Monsieur le rapporteur, c'est un problème difficile et sensible, et je comprends parfaitement que vous l'abordiez de front. Vous êtes en droit d'attendre que je fasse de même.
Je dirai que l'histoire du CSA et des organismes qui l'ont précédé a été ponctuée de fuites. Certaines ont même touché au secret des affaires. À partir du moment où vous confiez une responsabilité à un organisme collégial et qu'il ne s'agit pas de personnes formées comme de futurs magistrats administratifs, comptables ou judiciaires, sur un certain nombre de principes, ou d'individus - je ne vise personne - dont le métier a consisté pendant des dizaines d'années à se faire la recherche et l'écho d'informations, le risque existe plus au CSA qu'au Conseil constitutionnel ou à l'Assemblée générale ordinaire du Conseil d'État.
Depuis le 24 janvier 2013, date à laquelle j'ai commencé à exercer mes responsabilités, il y a eu deux exemples de fuites - et non des moindres.
Le premier a concerné un rapport que je n'avais même pas encore vu, qui a été élaboré au sein d'un groupe de travail sur la situation de France Télévisions. L'affaire a été reprise selon la procédure habituelle, examinée par le groupe de travail, puis par le collège ; elle a donné lieu à un rapport, qui a pu être critiqué, mais dont je remarque qu'il a été la référence de beaucoup, en particulier en réponse à certaines attaques du président Rémy Pflimlin lui-même.
Le second exemple découle d'un certain nombre d'articles de presse, qui ne peuvent guère laisser de doute sur la provenance des informations qui y sont dévoilées, et a trait au vote qui a eu lieu lors de la désignation de la présidente de France Télévisions.
Je n'ai jamais menacé qui que ce soit de poursuites judiciaires, mais je dois relever que l'article 5 de la loi garantit strictement le secret des délibérations, qui est même protégé par la loi du 16 novembre 2013, qui rappelle que sa transgression est strictement prohibée et punie par le code pénal.
En outre, je rappelle que l'article 40 du code de procédure pénale peut conduire le président, sur demande d'un membre ou de plusieurs d'entre eux, à saisir le juge si la fuite provient d'un de leurs collègues.
Si je peux répondre intégralement de tous mes actes et de toutes les procédures auxquelles je participe, dans le secret des délibérations, je ne suis qu'un membre d'un collège dont j'exerce la présidence, et je n'ai ni autorité, ni vocation à surveiller les conversations, quel qu'en soit le canal, de tel ou tel de mes collègues.
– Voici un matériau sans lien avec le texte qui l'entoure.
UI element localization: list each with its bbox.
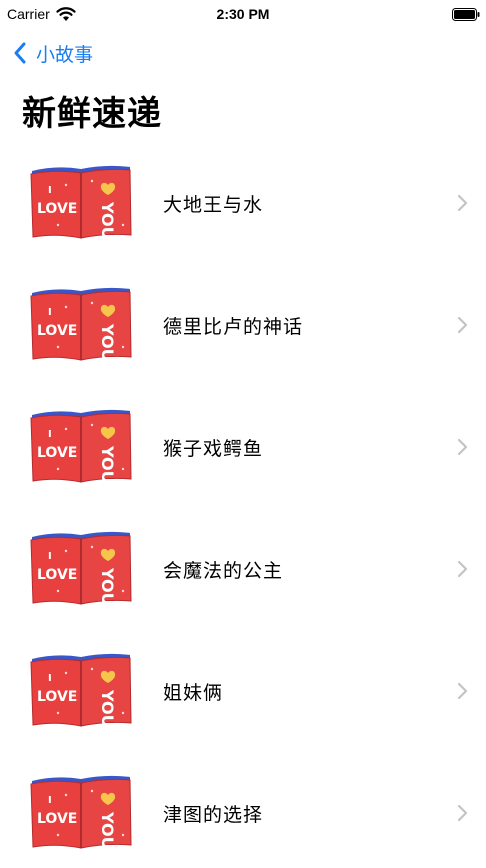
love-you-book-icon: [30, 409, 132, 485]
story-row[interactable]: 大地王与水: [0, 142, 486, 264]
love-you-book-icon: [30, 531, 132, 607]
status-bar: Carrier 2:30 PM: [0, 0, 486, 30]
story-row[interactable]: 姐妹俩: [0, 630, 486, 752]
status-time: 2:30 PM: [216, 6, 270, 22]
love-you-book-icon: [30, 775, 132, 851]
story-row[interactable]: 猴子戏鳄鱼: [0, 386, 486, 508]
story-title: 大地王与水: [163, 193, 264, 216]
page-title: 新鲜速递: [22, 94, 162, 134]
story-title: 德里比卢的神话: [163, 315, 304, 338]
chevron-right-icon: [457, 194, 468, 212]
chevron-right-icon: [457, 560, 468, 578]
story-list: 大地王与水 德里比卢的神话 猴子戏鳄鱼 会魔法的公主 姐妹俩 津图的选择: [0, 142, 486, 868]
battery-icon: [452, 8, 480, 21]
story-row[interactable]: 德里比卢的神话: [0, 264, 486, 386]
back-button[interactable]: 小故事: [12, 38, 93, 68]
chevron-right-icon: [457, 316, 468, 334]
story-title: 会魔法的公主: [163, 559, 284, 582]
chevron-right-icon: [457, 804, 468, 822]
story-row[interactable]: 津图的选择: [0, 752, 486, 868]
chevron-left-icon: [14, 42, 26, 64]
story-title: 姐妹俩: [163, 681, 224, 704]
story-title: 津图的选择: [163, 803, 264, 826]
chevron-right-icon: [457, 682, 468, 700]
love-you-book-icon: [30, 287, 132, 363]
back-button-label: 小故事: [36, 43, 94, 66]
chevron-right-icon: [457, 438, 468, 456]
love-you-book-icon: [30, 653, 132, 729]
story-row[interactable]: 会魔法的公主: [0, 508, 486, 630]
love-you-book-icon: [30, 165, 132, 241]
story-title: 猴子戏鳄鱼: [163, 437, 264, 460]
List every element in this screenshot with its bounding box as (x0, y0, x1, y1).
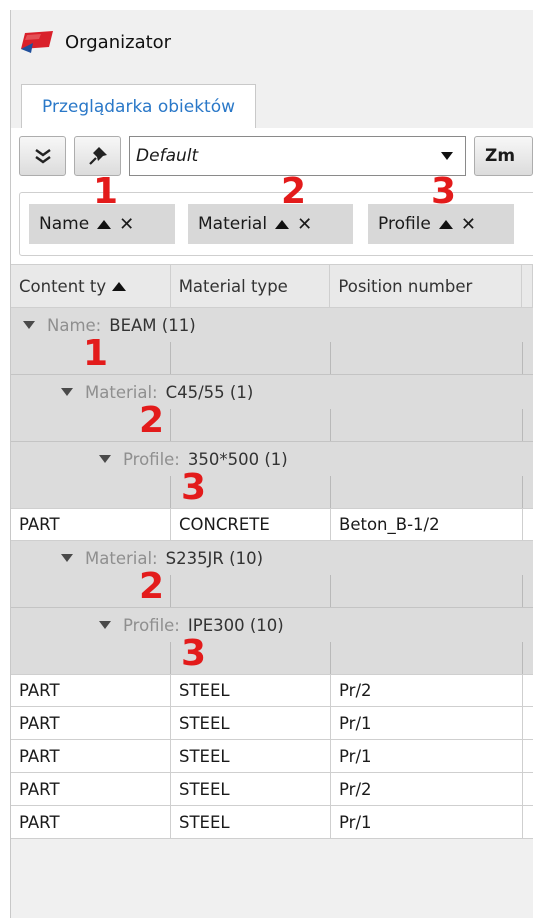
expand-all-button[interactable] (19, 136, 67, 176)
remove-icon[interactable]: ✕ (119, 214, 134, 235)
table-row[interactable]: PART STEEL Pr/2 (11, 674, 533, 707)
column-header-position-number[interactable]: Position number (330, 265, 522, 307)
group-chip-label: Material (198, 214, 268, 234)
collapse-triangle-icon[interactable] (99, 455, 111, 463)
group-chip-name[interactable]: Name ✕ (29, 204, 175, 244)
pin-button[interactable] (74, 136, 122, 176)
remove-icon[interactable]: ✕ (461, 214, 476, 235)
table-row[interactable]: PART STEEL Pr/1 (11, 707, 533, 740)
table-row[interactable]: PART STEEL Pr/1 (11, 806, 533, 839)
tab-strip: Przeglądarka obiektów (11, 74, 533, 128)
table-row[interactable]: PART STEEL Pr/1 (11, 740, 533, 773)
annotation-1: 1 (83, 333, 109, 374)
expand-all-icon (34, 149, 51, 164)
annotation-3: 3 (181, 633, 207, 674)
tab-object-browser[interactable]: Przeglądarka obiektów (21, 84, 257, 128)
grouping-panel: 1 Name ✕ 2 Material ✕ 3 Profile ✕ (11, 174, 533, 264)
data-grid: Name: BEAM (11) 1 Material: C45/55 (1) 2… (11, 308, 533, 839)
sort-asc-icon[interactable] (438, 219, 453, 229)
collapse-triangle-icon[interactable] (61, 388, 73, 396)
group-row-material[interactable]: Material: S235JR (10) 2 (11, 541, 533, 607)
zm-button[interactable]: Zm (474, 136, 533, 176)
sort-asc-icon[interactable] (97, 219, 112, 229)
group-row-name[interactable]: Name: BEAM (11) 1 (11, 308, 533, 374)
window-title: Organizator (65, 31, 172, 53)
remove-icon[interactable]: ✕ (297, 214, 312, 235)
annotation-2: 2 (139, 400, 165, 441)
sort-asc-icon[interactable] (275, 219, 290, 229)
view-combobox[interactable]: Default (129, 136, 467, 176)
group-chip-label: Name (39, 214, 90, 234)
group-row-material[interactable]: Material: C45/55 (1) 2 (11, 374, 533, 441)
group-chip-material[interactable]: Material ✕ (188, 204, 353, 244)
table-row[interactable]: PART STEEL Pr/2 (11, 773, 533, 806)
combo-value: Default (136, 146, 199, 166)
sort-asc-icon (112, 281, 127, 291)
column-header-content-type[interactable]: Content ty (11, 265, 171, 307)
column-header-row: Content ty Material type Position number (11, 264, 533, 308)
dropdown-arrow-icon (441, 152, 454, 160)
annotation-3: 3 (181, 467, 207, 508)
column-header-material-type[interactable]: Material type (171, 265, 331, 307)
group-row-profile[interactable]: Profile: 350*500 (1) 3 (11, 441, 533, 508)
pin-icon (88, 147, 107, 165)
group-chip-profile[interactable]: Profile ✕ (368, 204, 514, 244)
organizer-window: Organizator Przeglądarka obiektów Defaul… (10, 10, 533, 918)
table-row[interactable]: PART CONCRETE Beton_B-1/2 (11, 508, 533, 541)
app-logo-icon (19, 29, 55, 55)
collapse-triangle-icon[interactable] (61, 554, 73, 562)
title-bar: Organizator (11, 10, 533, 74)
collapse-triangle-icon[interactable] (99, 621, 111, 629)
collapse-triangle-icon[interactable] (23, 321, 35, 329)
group-row-profile[interactable]: Profile: IPE300 (10) 3 (11, 607, 533, 674)
group-chip-label: Profile (378, 214, 431, 234)
annotation-2: 2 (139, 566, 165, 607)
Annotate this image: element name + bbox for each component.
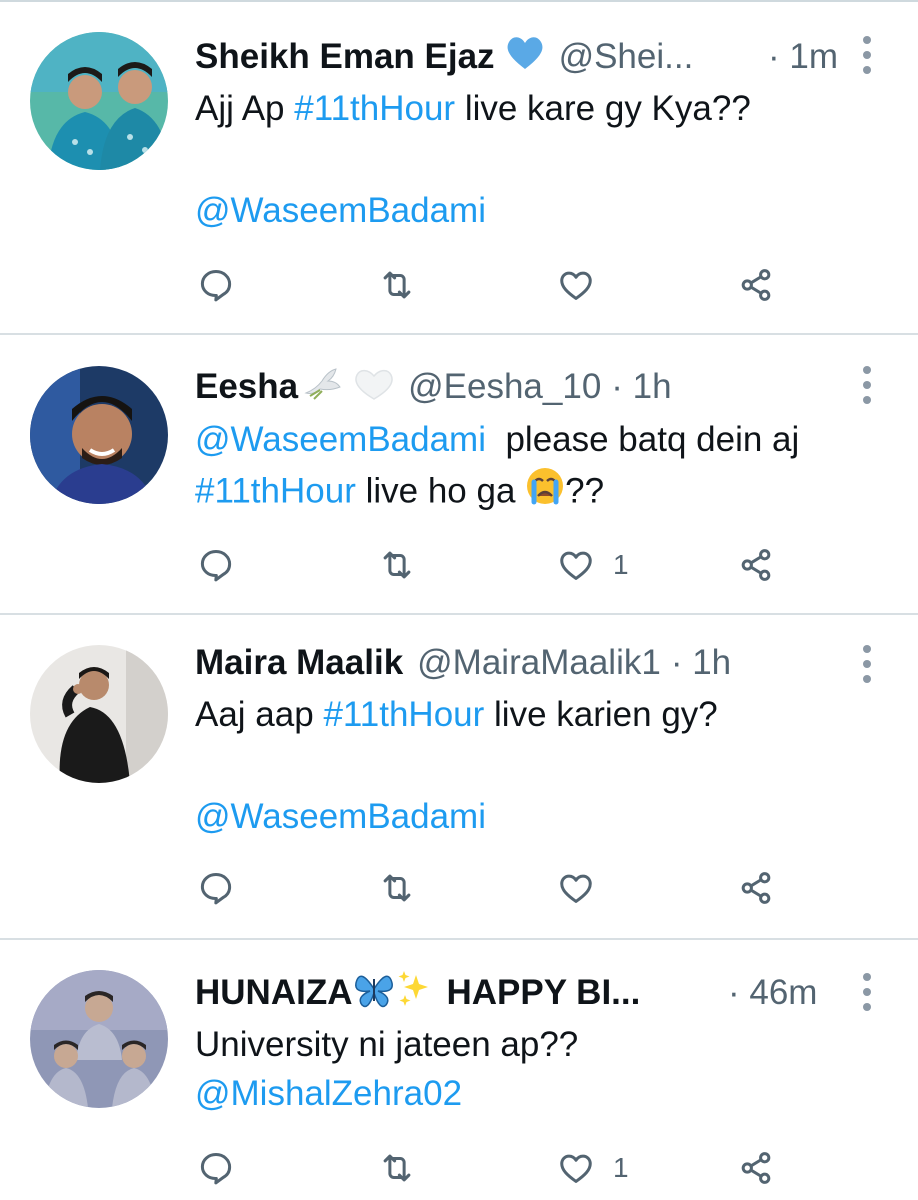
avatar[interactable] [30,366,168,504]
author-name[interactable]: Eesha [195,367,298,407]
tweet-header: Sheikh Eman Ejaz @Shei... [195,32,693,82]
retweet-icon [383,874,411,902]
hashtag-link[interactable]: #11thHour [323,695,484,734]
heart-icon [560,271,592,300]
retweet-icon [383,1154,411,1182]
retweet-button[interactable] [378,1143,416,1193]
tweet-header: HUNAIZA HAPPY BI... [195,968,640,1018]
tweet-actions [0,260,918,310]
top-divider [0,0,918,2]
reply-icon [200,550,232,582]
retweet-icon [383,551,411,579]
tweet-text-line: #11thHour live ho ga ?? [195,466,604,520]
more-options-icon[interactable] [860,645,874,685]
share-button[interactable] [737,1143,775,1193]
share-icon [741,549,771,581]
like-count: 1 [613,549,629,580]
share-button[interactable] [737,540,775,590]
share-icon [741,269,771,301]
mention-link[interactable]: @WaseemBadami [195,797,486,836]
more-options-icon[interactable] [860,973,874,1013]
reply-button[interactable] [197,260,235,310]
avatar[interactable] [30,970,168,1108]
tweet-text-line: @WaseemBadami please batq dein aj [195,420,800,459]
author-handle[interactable]: @Eesha_10 [408,367,601,407]
reply-icon [200,1153,232,1185]
reply-button[interactable] [197,540,235,590]
author-name[interactable]: HUNAIZA [195,973,352,1013]
avatar[interactable] [30,645,168,783]
heart-icon [560,874,592,903]
author-handle[interactable]: @MairaMaalik1 [417,643,661,683]
tweet-divider [0,938,918,940]
mention-link[interactable]: @MishalZehra02 [195,1074,462,1113]
reply-icon [200,873,232,905]
share-icon [741,1152,771,1184]
mention-link[interactable]: @WaseemBadami [195,420,486,459]
tweet-text-line: University ni jateen ap?? [195,1025,579,1064]
retweet-icon [383,271,411,299]
author-name-suffix[interactable]: HAPPY BI... [446,973,640,1013]
like-button[interactable] [557,260,595,310]
retweet-button[interactable] [378,540,416,590]
hashtag-link[interactable]: #11thHour [195,471,356,510]
like-count: 1 [613,1152,629,1183]
share-button[interactable] [737,260,775,310]
author-name[interactable]: Sheikh Eman Ejaz [195,37,495,77]
author-name[interactable]: Maira Maalik [195,643,403,683]
more-options-icon[interactable] [860,36,874,76]
like-button[interactable]: 1 [557,540,629,590]
tweet-actions [0,863,918,913]
retweet-button[interactable] [378,260,416,310]
dove-white-heart-icon [302,363,394,412]
like-button[interactable] [557,863,595,913]
author-handle[interactable]: @Shei... [559,37,694,77]
tweet-text-line: Aaj aap #11thHour live karien gy? [195,695,718,734]
like-button[interactable]: 1 [557,1143,629,1193]
heart-icon [560,1154,592,1183]
more-options-icon[interactable] [860,366,874,406]
tweet-text-line: Ajj Ap #11thHour live kare gy Kya?? [195,89,751,128]
tweet-header: Maira Maalik @MairaMaalik1 · 1h [195,638,731,688]
tweet-text-line: @WaseemBadami [195,792,486,842]
avatar[interactable] [30,32,168,170]
reply-button[interactable] [197,1143,235,1193]
reply-button[interactable] [197,863,235,913]
tweet-time[interactable]: · 1h [611,367,671,407]
butterfly-sparkles-icon [354,969,434,1018]
blue-heart-icon [505,35,545,80]
crying-face-icon [525,466,565,520]
heart-icon [560,551,592,580]
share-button[interactable] [737,863,775,913]
tweet-text-line: @WaseemBadami [195,186,486,236]
tweet-time[interactable]: · 46m [728,968,817,1018]
tweet-time[interactable]: · 1h [671,643,731,683]
share-icon [741,872,771,904]
tweet-divider [0,333,918,335]
tweet-text-line: @MishalZehra02 [195,1069,462,1119]
tweet-header: Eesha @Eesha_10 · 1h [195,362,672,412]
tweet-divider [0,613,918,615]
mention-link[interactable]: @WaseemBadami [195,191,486,230]
tweet-actions: 1 [0,540,918,590]
reply-icon [200,270,232,302]
tweet-time[interactable]: · 1m [768,32,838,82]
retweet-button[interactable] [378,863,416,913]
hashtag-link[interactable]: #11thHour [294,89,455,128]
tweet-actions: 1 [0,1143,918,1193]
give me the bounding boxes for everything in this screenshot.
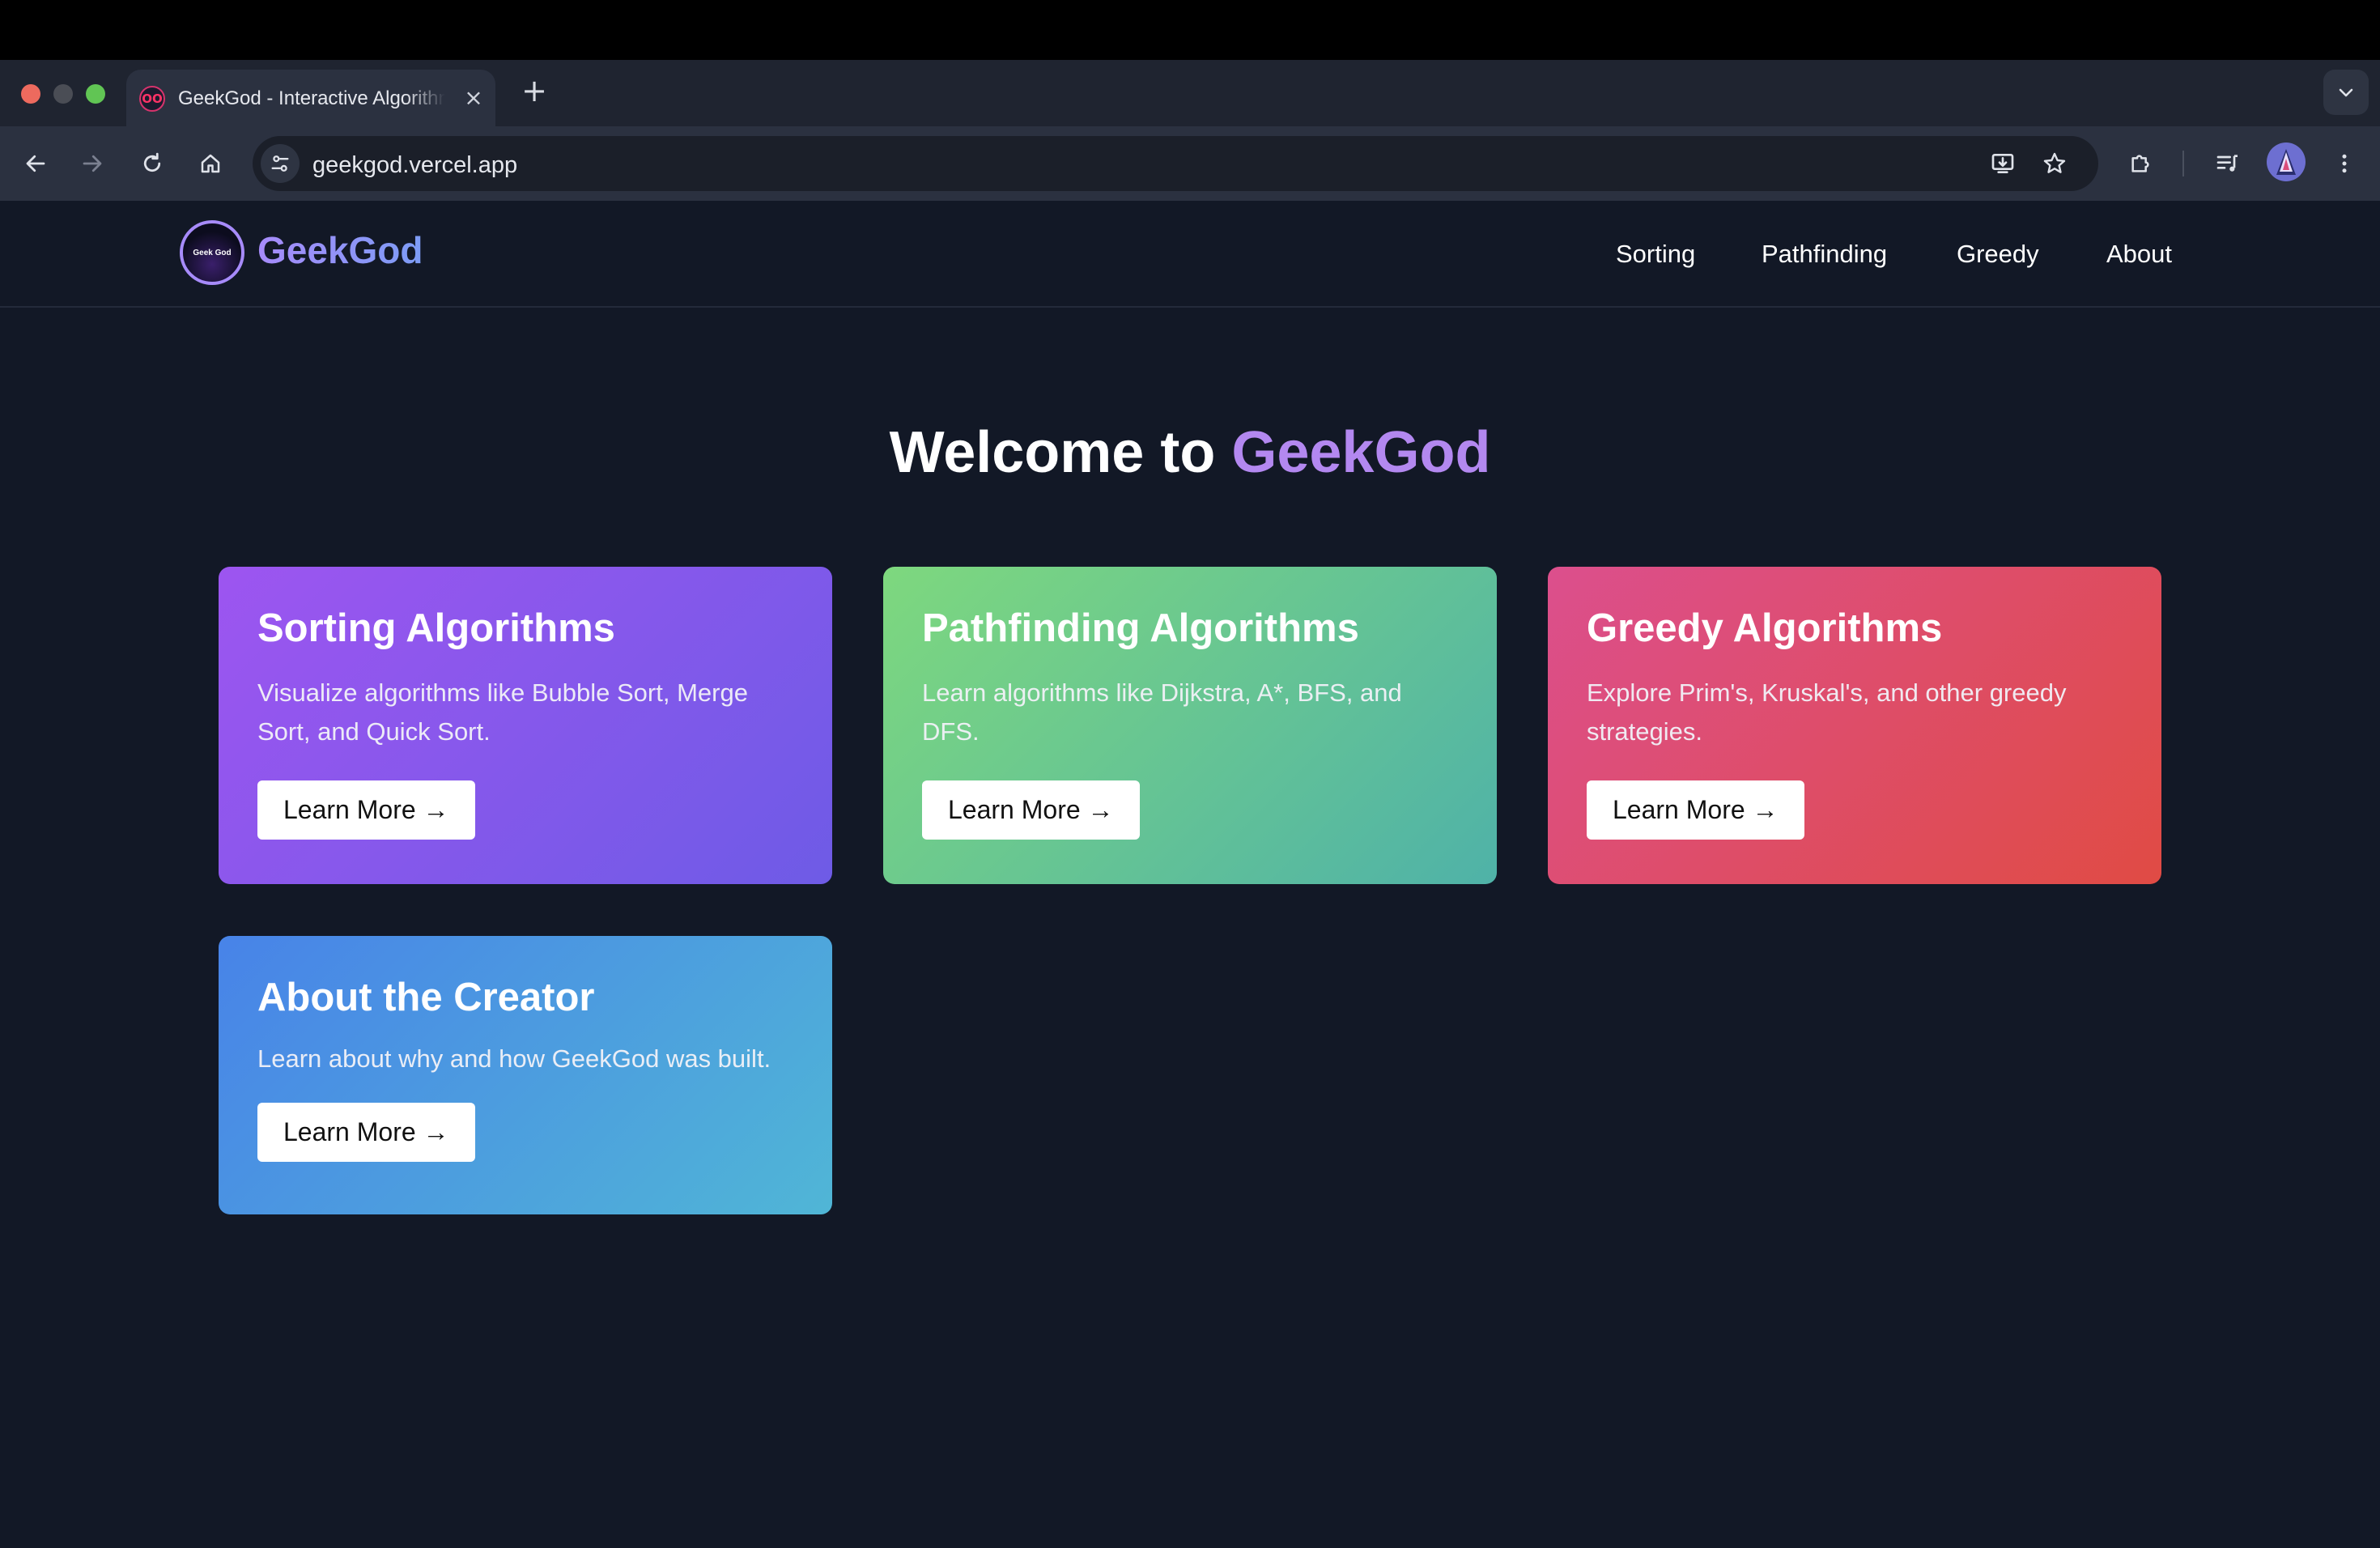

Je n'ai jamais eu d'informations me permettant d'identifier la source de ces indications, vraies ou fausses. Noter une indication n'est assurément pas en confirmer la véracité : c'est simplement en caractériser la nature. Au regard du respect du secret des sources prévu par le législateur, je n'ai personnellement aucun moyen d'user d'une quelconque procédure qui permette d'empêcher ce type de phénomène, au-delà de l'autorité purement morale que l'on voudrait bien me reconnaître.
Faut-il renoncer à une obligation parce qu'en de très rares circonstances, mêmes si elles sont significatives, elle ne paraît pas avoir été observée ? Je ne le pense pas. Je crois qu'elle doit être réitérée, et je fais confiance, par principe et par raison, à la conscience de mes collègues, comme à celle des collaborateurs du CSA, pour respecter la loi.
Il faut se garder d'attacher une importance exagérée à des faits isolés. Cela me rappelle un raisonnement d'une tout autre nature, souvent opposé à l'action du CSA, qui consiste à lui demander pourquoi il contrôle avec une minutie la protection de l'enfance ou de l'adolescence, ou le pluralisme politique, puisque tout est possible et permis sur les réseaux sociaux. Je caricature, mais c'est le même type de problématique : nous devons veiller aux principes et nous assurer de leur respect chaque fois que c'est possible. C'est essentiel, et il y va de la nature et de la portée de la délibération collégiale. Je crois que cette délibération collégiale, au sein du CSA, a beaucoup apporté et continue à beaucoup apporter. Qu'il y ait eu des incidents, c'est incontestable. Ils ne sont pas limités à la période dont j'ai eu la responsabilité. Cela ne doit pas conduire à des conclusions générales négatives.